The Red Hat Enterprise Linux operating system must audit all uses of the lchown syscall.

STIG ID: RHEL-07-030390  |  SRG: SRG-OS-000064-GPOS-00033 |  Severity: medium |  CCI: CCI-000172,CCI-000126 |  Vulnerability Id: V-204519 | 

Vulnerability Discussion

Without generating audit records that are specific to the security and mission needs of the organization, it would be difficult to establish, correlate, and investigate the events relating to an incident or identify those responsible for one.

Audit records can be generated from various components within the information system (e.g., module or policy filter).

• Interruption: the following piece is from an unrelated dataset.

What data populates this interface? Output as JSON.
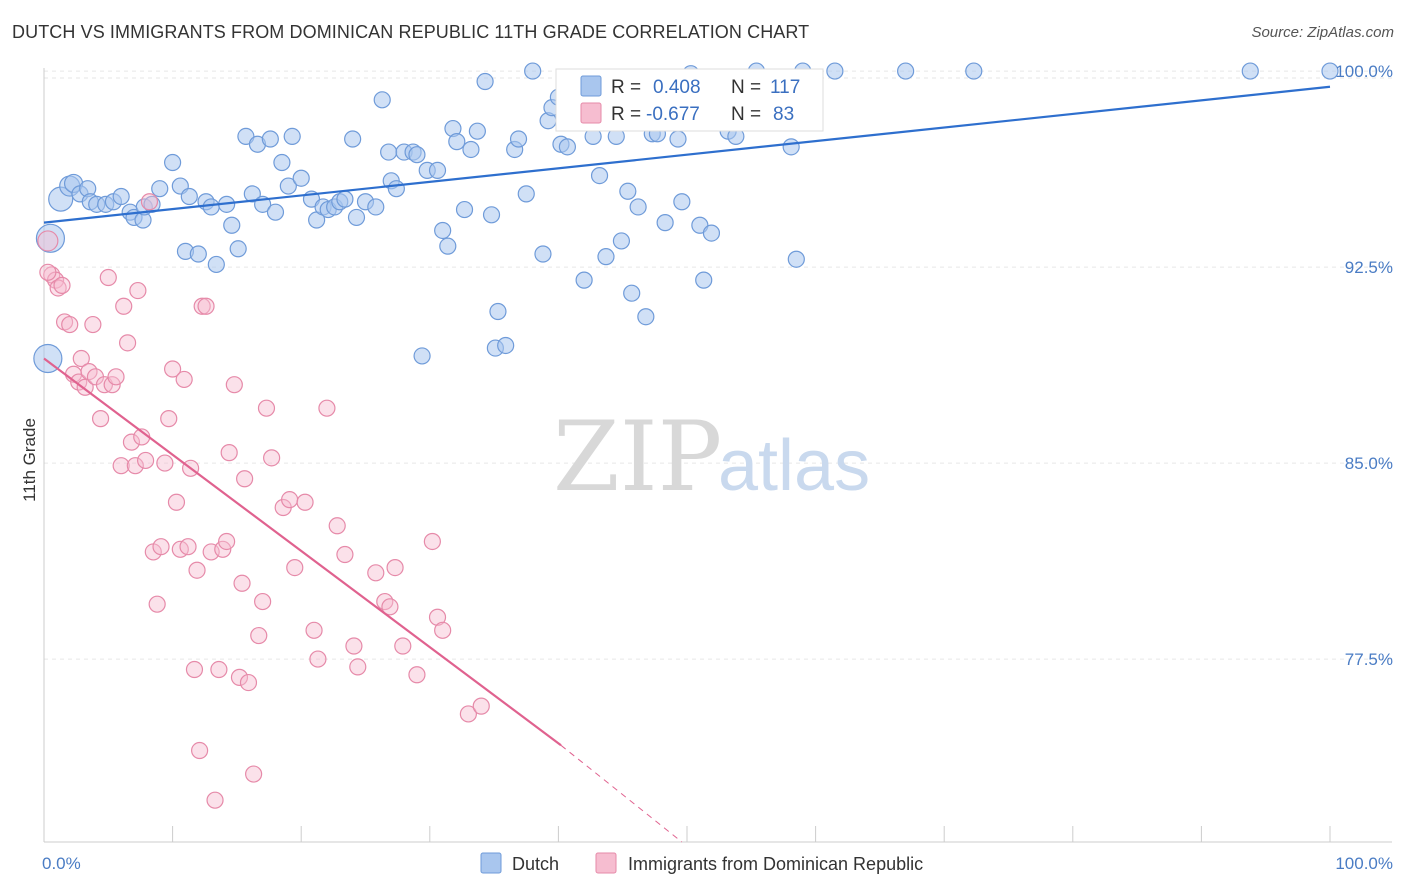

When a user logs on, the auid is set to the uid of the account that is being authenticated. Daemons are not user sessions and have the loginuid set to -1. The auid representation is an unsigned 32-bit integer, which equals 4294967295. The audit system interprets -1, 4294967295, and "unset" in the same way.

Satisfies: SRG-OS-000064-GPOS-00033, SRG-OS-000392-GPOS-00172, SRG-OS-000458-GPOS-00203, SRG-OS-000474-GPOS-00219

Check

Verify the operating system generates audit records when successful/unsuccessful attempts to use the "lchown" syscall occur.

Check the file system rules in "/etc/audit/audit.rules" with the following commands:

# grep -iw lchown /etc/audit/audit.rules

-a always,exit -F arch=b32 -S lchown -F auid>=1000 -F auid!=unset -k perm_mod

-a always,exit -F arch=b64 -S lchown -F auid>=1000 -F auid!=unset -k perm_mod

If both the "b32" and "b64" audit rules are not defined for the "lchown" syscall, this is a finding.

Fix

Add or update the following rules in "/etc/audit/rules.d/audit.rules":

-a always,exit -F arch=b32 -S lchown -F auid>=1000 -F auid!=unset -k perm_mod

-a always,exit -F arch=b64 -S lchown -F auid>=1000 -F auid!=unset -k perm_mod

The audit daemon must be restarted for the changes to take effect.